5:30 am my daughter called from Miami, was first as she'd hoped she'd be, to wish me happy mothers' day. I had awakened to my husband running downstairs, his phone ringing, or whatever it is is cellphone does. She's at the beach for as long as possible, she said. I've got that caul of melancholia this morning, and I shouldn't have looked at my poems, but I did, and I am so much less smart than I thought I'd grow up to be. How is it I can read other people's poetry and hum and reverberate with their music then open my mouth and grunt? Nobody cares about my poems about trying and failing. I don't care about my poems about trying and failing, or just leaving out the middle person, the one who works and works, and just going directly to the failure. Nobody cares. Maybe, now that sun, real, direct sun with no clouds between it and me, has blared up above the white house across the alley, the one with the chickens, I will face my face into the light and celebrate this sunny Sunday morning. Jim took off on his motorcycle a few minutes ago. He and his brother are taking their mother out to breakfast at Salmon Bay Cafe. I read a review this morning, looking for the phone number, by Rachel Kestler, who I know. Woo Hoo!
The rhododendron bud clusters are checkered, the hot pink of the flowers beginning to pull free from the yellowish sepals. Some of them look like fat asparagus heads. It is the season of the fat asparagus. I could eat it every every day.
A dog that looked like a fox just ran down the alley a dog that looked like a tall fox with a non fox tail. Could it be a coyote? there are at least two coyotes who live in the Arboretum almost across the street, it is early Sunday morning. It trotted past in the direction of the Arboretum. Is she or he the one responsible for knocking over the trash cans closer to 33rd?

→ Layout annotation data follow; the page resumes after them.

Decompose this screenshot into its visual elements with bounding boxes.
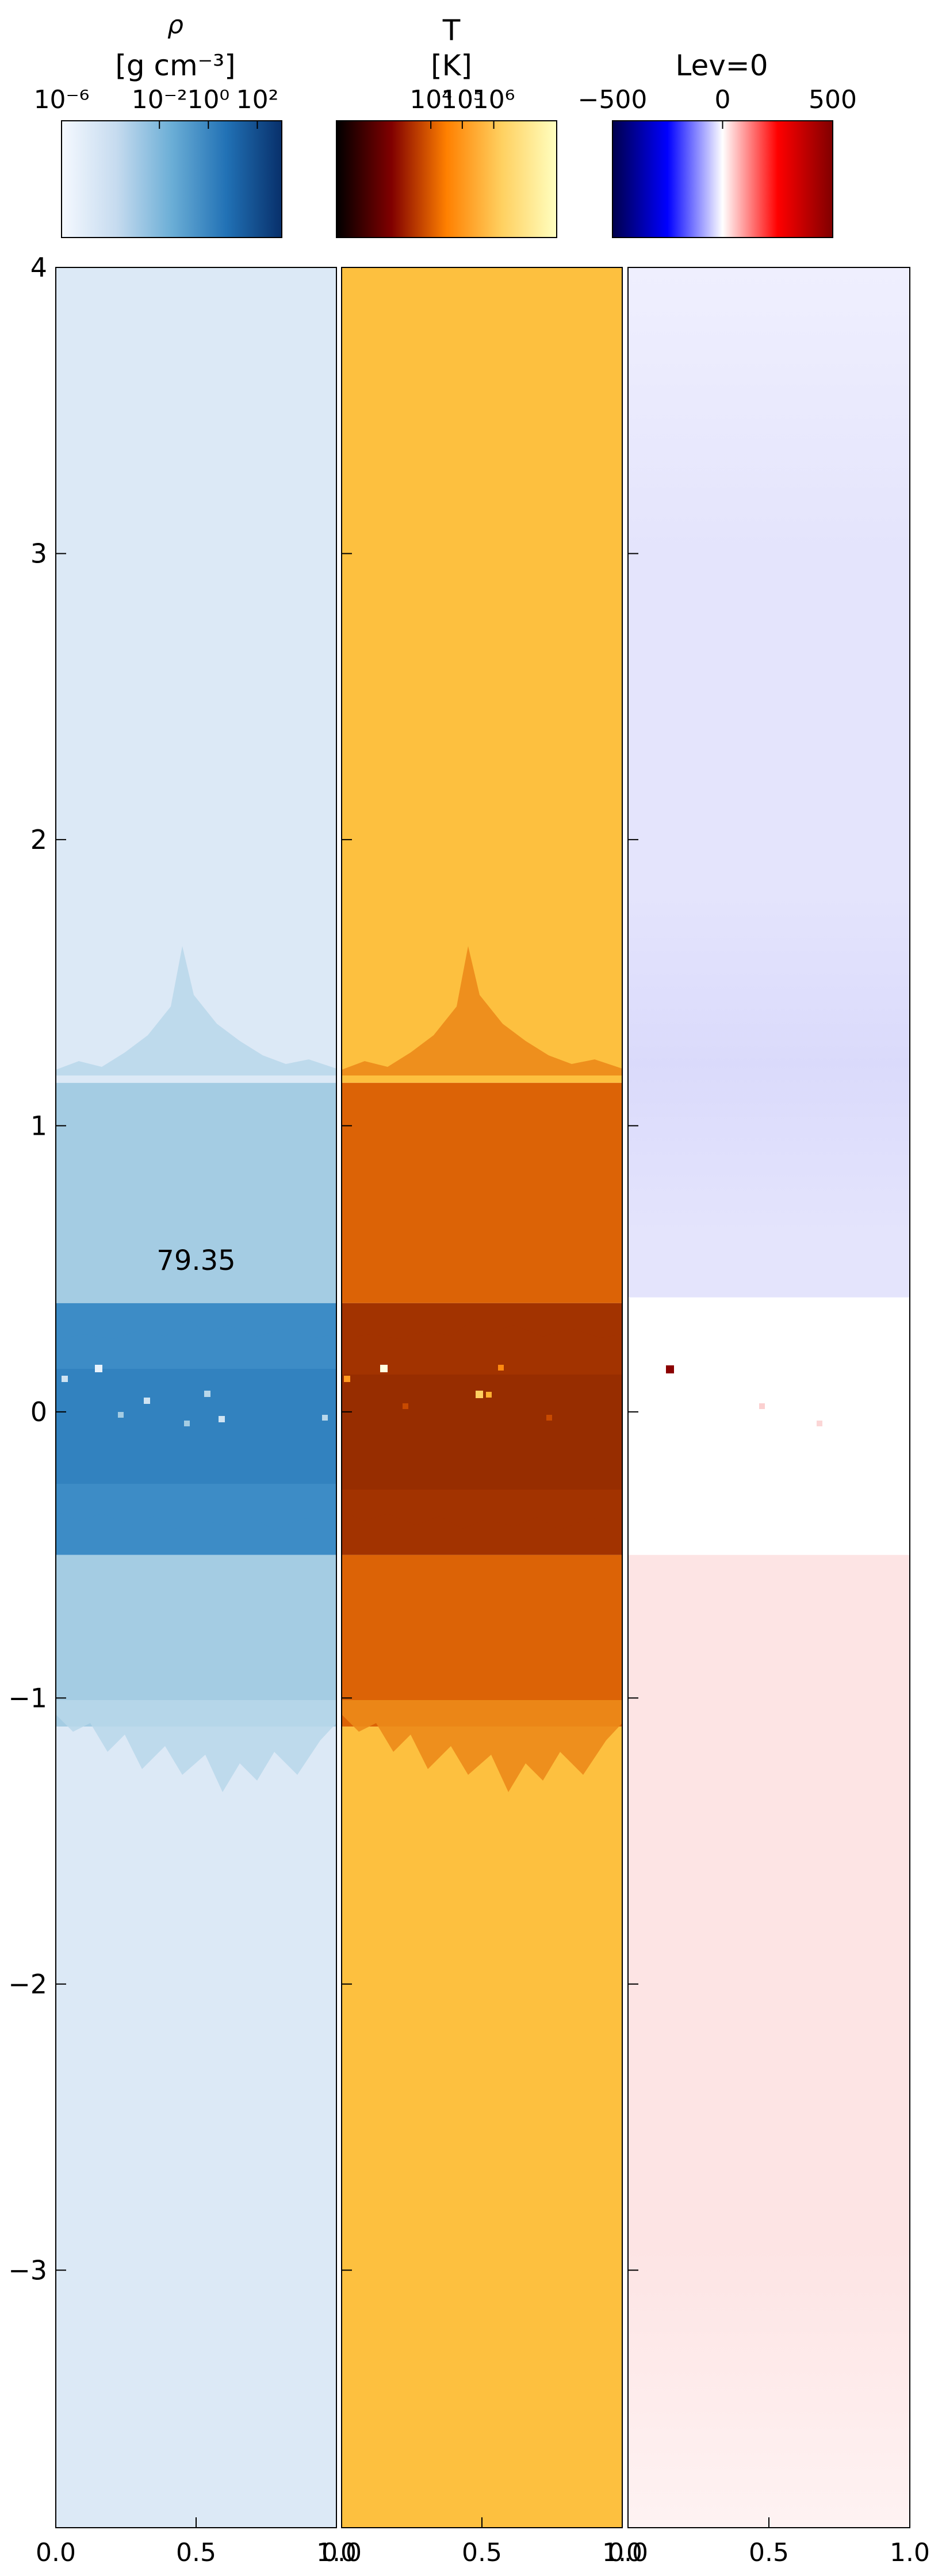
heatmap-band — [342, 1082, 622, 1303]
colorbar-tick-label-density: 10⁻² — [132, 85, 187, 114]
x-tick-label: 0.0 — [36, 2538, 76, 2567]
panel-temperature — [341, 267, 623, 2528]
x-tick-label: 0.0 — [608, 2538, 648, 2567]
colorbar-tick-label-density: 10² — [236, 85, 279, 114]
colorbar-tick-label-level: 0 — [715, 85, 731, 114]
colorbar-tick-label-density: 10⁻⁶ — [34, 85, 90, 114]
annotation-label: 79.35 — [156, 1245, 235, 1277]
colorbar-title-density: ρ — [167, 10, 183, 40]
colorbar-tick-label-level: 500 — [809, 85, 857, 114]
colorbar-tick-label-temperature: 10⁶ — [473, 85, 515, 114]
colorbar-gradient-temperature — [336, 120, 557, 238]
heatmap-band — [342, 267, 622, 1083]
y-tick-label: 3 — [30, 538, 47, 569]
x-tick-label: 1.0 — [602, 2538, 642, 2567]
y-tick-label: −2 — [8, 1969, 47, 2000]
colorbar-gradient-level — [612, 120, 833, 238]
heatmap-band — [56, 267, 336, 1083]
y-tick-label: −3 — [8, 2255, 47, 2286]
colorbar-title-temperature: T — [442, 14, 461, 47]
y-tick-label: 0 — [30, 1396, 47, 1427]
x-axis: 0.0 0.5 1.00.0 0.5 1.00.0 0.5 1.0 — [36, 2517, 930, 2567]
colorbar-tick-label-density: 10⁰ — [187, 85, 230, 114]
heatmap-band — [56, 1082, 336, 1303]
y-tick-label: 1 — [30, 1110, 47, 1141]
colorbar-tick-label-temperature: 10⁴ — [409, 85, 452, 114]
y-tick-label: 2 — [30, 824, 47, 855]
x-tick-label: 0.0 — [321, 2538, 362, 2567]
x-tick-label: 1.0 — [316, 2538, 357, 2567]
heatmap-band — [342, 1555, 622, 1727]
y-axis: 4 3 2 1 0 −1 −2 −3 — [8, 252, 638, 2286]
heatmap-band — [628, 1297, 910, 1555]
detail-temperature — [342, 946, 622, 1792]
detail-level — [628, 267, 910, 2528]
heatmap-band — [56, 1555, 336, 1727]
detail-density — [56, 946, 336, 1792]
x-tick-label: 0.5 — [749, 2538, 789, 2567]
colorbar-unit-density: [g cm⁻³] — [115, 49, 235, 82]
colorbar-unit-temperature: [K] — [431, 49, 472, 82]
heatmap-band — [342, 1727, 622, 2528]
colorbar-tick-label-level: −500 — [578, 85, 648, 114]
y-tick-label: −1 — [8, 1682, 47, 1713]
colorbar-ticks-level: −500 0 500 — [578, 85, 857, 129]
colorbar-tick-label-temperature: 10⁵ — [441, 85, 484, 114]
x-tick-label: 1.0 — [890, 2538, 930, 2567]
colorbar-ticks-density: 10⁻⁶ 10⁻² 10⁰ 10² — [34, 85, 279, 129]
colorbar-density: ρ [g cm⁻³] 10⁻⁶ 10⁻² 10⁰ 10² — [34, 10, 282, 238]
colorbar-title-level: Lev=0 — [675, 49, 768, 82]
panel-level — [627, 267, 910, 2528]
colorbar-level: Lev=0 −500 0 500 — [578, 49, 857, 238]
heatmap-band — [56, 1727, 336, 2528]
x-tick-label: 0.5 — [462, 2538, 502, 2567]
heatmap-level — [628, 267, 910, 2528]
panel-density — [55, 267, 337, 2528]
y-tick-label: 4 — [30, 252, 47, 283]
colorbar-gradient-density — [61, 120, 282, 238]
x-tick-label: 0.5 — [176, 2538, 216, 2567]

I haven't done a thing to save the Quaking Aspen. Last year their leaves turned completely black and fell like hundreds of pirate eyepatches. They are horribly aphid-infested and need
to have aphid-killing stakes pounded into their hearts. I have gone flaccid in the face of calling someone to do this. You cannot buy these stakes at the garden store. This is a job for professionals. I know the trees are in danger for their lives and yet I do nothing. This is my confession.